Discrete 2D convolution with a kernel K of size (2k+1)×(2k+1) centered on the origin is:
O(x, y) = Σᵢ₌₋ₖ^k Σⱼ₌₋ₖ^k I(x+i, y+j) · K(i, j)
The notation hides a subtlety. Mathematicians often define convolution with a flipped kernel: (I * K)(x, y) = Σ I(x−i, y−j) K(i, j). Image-processing engineers usually leave the kernel unflipped (technically a correlation, not a convolution) because most kernels of interest (Gauss, Laplace) are symmetric and the distinction vanishes. The asymmetric kernels (Sobel) are designed by image-processing convention with no flip — what the engine implements as convolution is the math written above.
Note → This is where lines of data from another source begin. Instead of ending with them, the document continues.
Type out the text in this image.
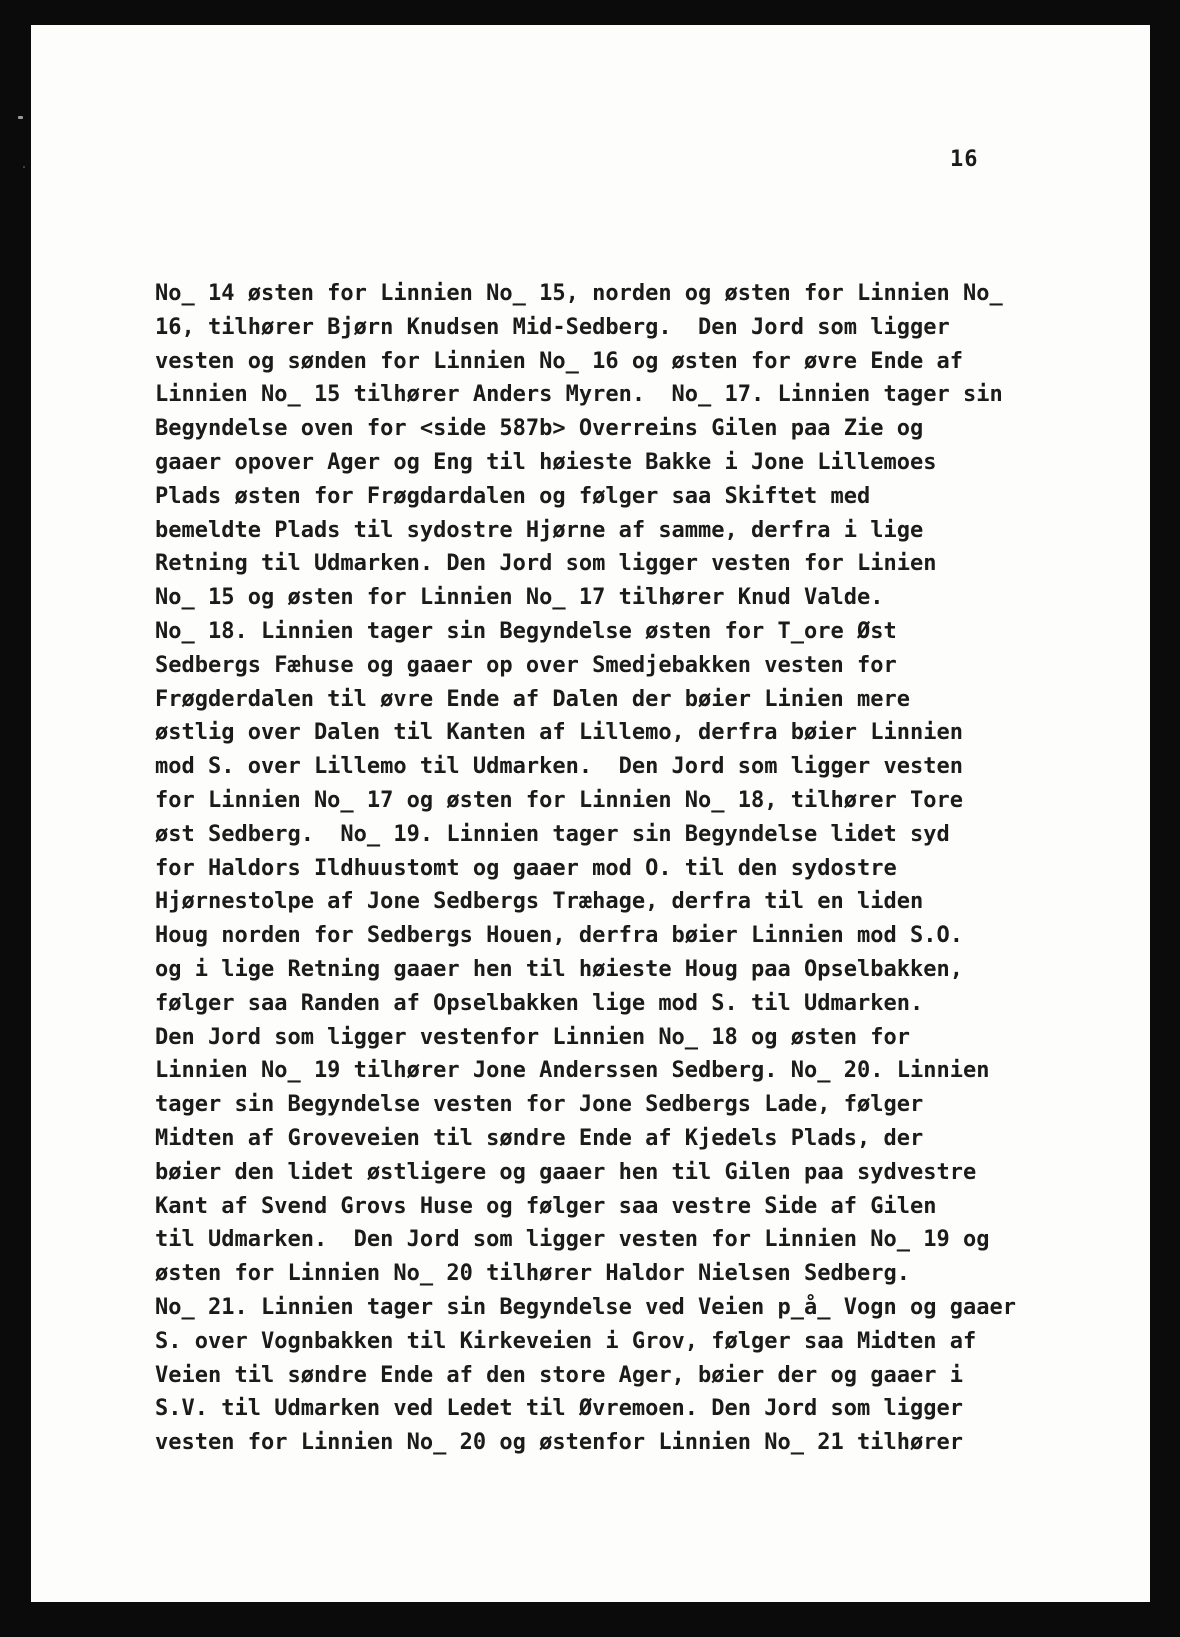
16
No̲ 14 østen for Linnien No̲ 15, norden og østen for Linnien No̲
16, tilhører Bjørn Knudsen Mid-Sedberg.  Den Jord som ligger
vesten og sønden for Linnien No̲ 16 og østen for øvre Ende af
Linnien No̲ 15 tilhører Anders Myren.  No̲ 17. Linnien tager sin
Begyndelse oven for <side 587b> Overreins Gilen paa Zie og
gaaer opover Ager og Eng til høieste Bakke i Jone Lillemoes
Plads østen for Frøgdardalen og følger saa Skiftet med
bemeldte Plads til sydostre Hjørne af samme, derfra i lige
Retning til Udmarken. Den Jord som ligger vesten for Linien
No̲ 15 og østen for Linnien No̲ 17 tilhører Knud Valde.
No̲ 18. Linnien tager sin Begyndelse østen for T̲ore Øst
Sedbergs Fæhuse og gaaer op over Smedjebakken vesten for
Frøgderdalen til øvre Ende af Dalen der bøier Linien mere
østlig over Dalen til Kanten af Lillemo, derfra bøier Linnien
mod S. over Lillemo til Udmarken.  Den Jord som ligger vesten
for Linnien No̲ 17 og østen for Linnien No̲ 18, tilhører Tore
øst Sedberg.  No̲ 19. Linnien tager sin Begyndelse lidet syd
for Haldors Ildhuustomt og gaaer mod O. til den sydostre
Hjørnestolpe af Jone Sedbergs Træhage, derfra til en liden
Houg norden for Sedbergs Houen, derfra bøier Linnien mod S.O.
og i lige Retning gaaer hen til høieste Houg paa Opselbakken,
følger saa Randen af Opselbakken lige mod S. til Udmarken.
Den Jord som ligger vestenfor Linnien No̲ 18 og østen for
Linnien No̲ 19 tilhører Jone Anderssen Sedberg. No̲ 20. Linnien
tager sin Begyndelse vesten for Jone Sedbergs Lade, følger
Midten af Groveveien til søndre Ende af Kjedels Plads, der
bøier den lidet østligere og gaaer hen til Gilen paa sydvestre
Kant af Svend Grovs Huse og følger saa vestre Side af Gilen
til Udmarken.  Den Jord som ligger vesten for Linnien No̲ 19 og
østen for Linnien No̲ 20 tilhører Haldor Nielsen Sedberg.
No̲ 21. Linnien tager sin Begyndelse ved Veien p̲å̲ Vogn og gaaer
S. over Vognbakken til Kirkeveien i Grov, følger saa Midten af
Veien til søndre Ende af den store Ager, bøier der og gaaer i
S.V. til Udmarken ved Ledet til Øvremoen. Den Jord som ligger
vesten for Linnien No̲ 20 og østenfor Linnien No̲ 21 tilhører
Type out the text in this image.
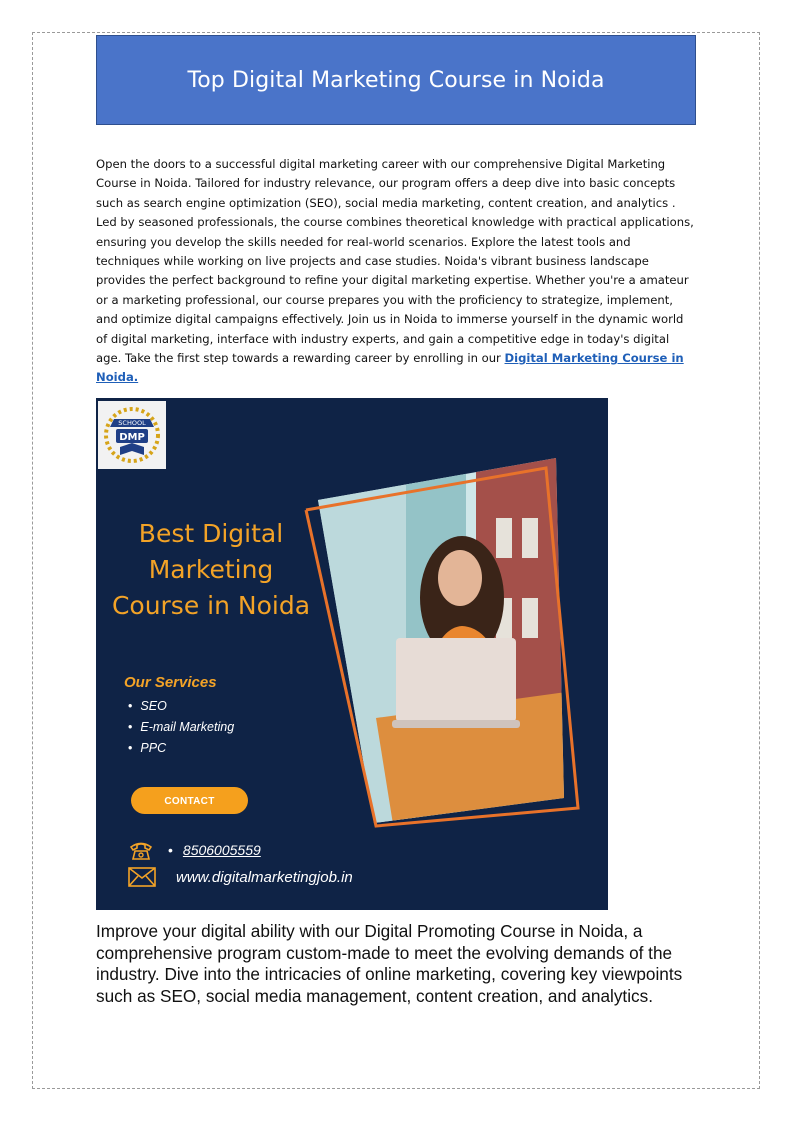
Top Digital Marketing Course in Noida

Open the doors to a successful digital marketing career with our comprehensive Digital Marketing Course in Noida. Tailored for industry relevance, our program offers a deep dive into basic concepts such as search engine optimization (SEO), social media marketing, content creation, and analytics . Led by seasoned professionals, the course combines theoretical knowledge with practical applications, ensuring you develop the skills needed for real-world scenarios. Explore the latest tools and techniques while working on live projects and case studies. Noida's vibrant business landscape provides the perfect background to refine your digital marketing expertise. Whether you're a amateur or a marketing professional, our course prepares you with the proficiency to strategize, implement, and optimize digital campaigns effectively. Join us in Noida to immerse yourself in the dynamic world of digital marketing, interface with industry experts, and gain a competitive edge in today's digital age. Take the first step towards a rewarding career by enrolling in our Digital Marketing Course in Noida.

SCHOOL
DMP
Best Digital
Marketing
Course in Noida
Our Services
• SEO
• E-mail Marketing
• PPC
CONTACT
• 8506005559
www.digitalmarketingjob.in

Improve your digital ability with our Digital Promoting Course in Noida, a comprehensive program custom-made to meet the evolving demands of the industry. Dive into the intricacies of online marketing, covering key viewpoints such as SEO, social media management, content creation, and analytics.
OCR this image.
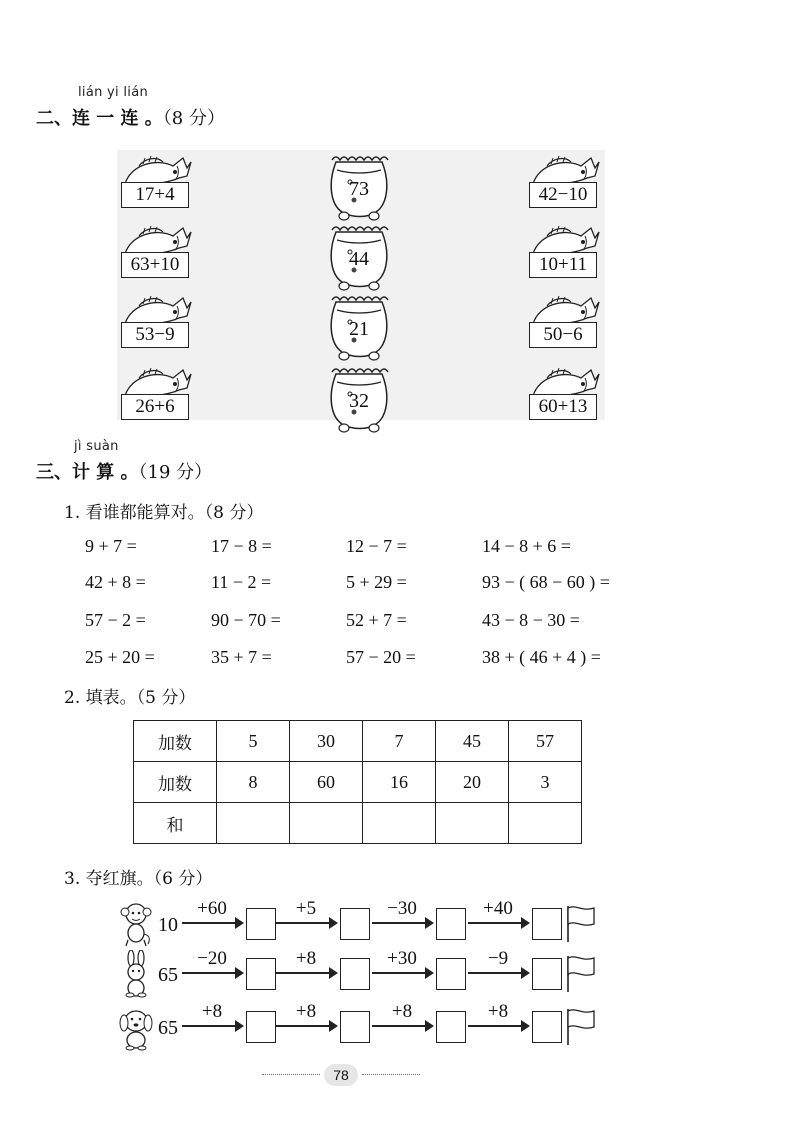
lián yi lián
二、连 一 连 。（8 分）
17+4
63+10
53−9
26+6
73
44
21
32
42−10
10+11
50−6
60+13
jì suàn
三、计 算 。（19 分）
1. 看谁都能算对。（8 分）
9 + 7 =	17 − 8 =	12 − 7 =	14 − 8 + 6 =
42 + 8 =	11 − 2 =	5 + 29 =	93 − ( 68 − 60 ) =
57 − 2 =	90 − 70 =	52 + 7 =	43 − 8 − 30 =
25 + 20 =	35 + 7 =	57 − 20 =	38 + ( 46 + 4 ) =
2. 填表。（5 分）
加数	5	30	7	45	57
加数	8	60	16	20	3
和					
3. 夺红旗。（6 分）
10
+60	+5	−30	+40
65
−20	+8	+30	−9
65
+8	+8	+8	+8
78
Linearity properties make convolutional filters composable: (K₁ + K₂) * I = K₁ * I + K₂ * I, and (K₁ * K₂) * I = K₁ * (K₂ * I). The first lets you build complex filters by adding simpler ones. The second lets you apply a single combined kernel instead of two sequential filters — useful when the combined kernel is small but the individual ones aren't.
Brightness preservation is a kernel property: if Σ K = 1, then convolving a uniform image of value c with K produces a uniform image of value c. If Σ K = 0, the output is zero on uniform regions and nonzero only where the image varies — this is the edge-detection regime.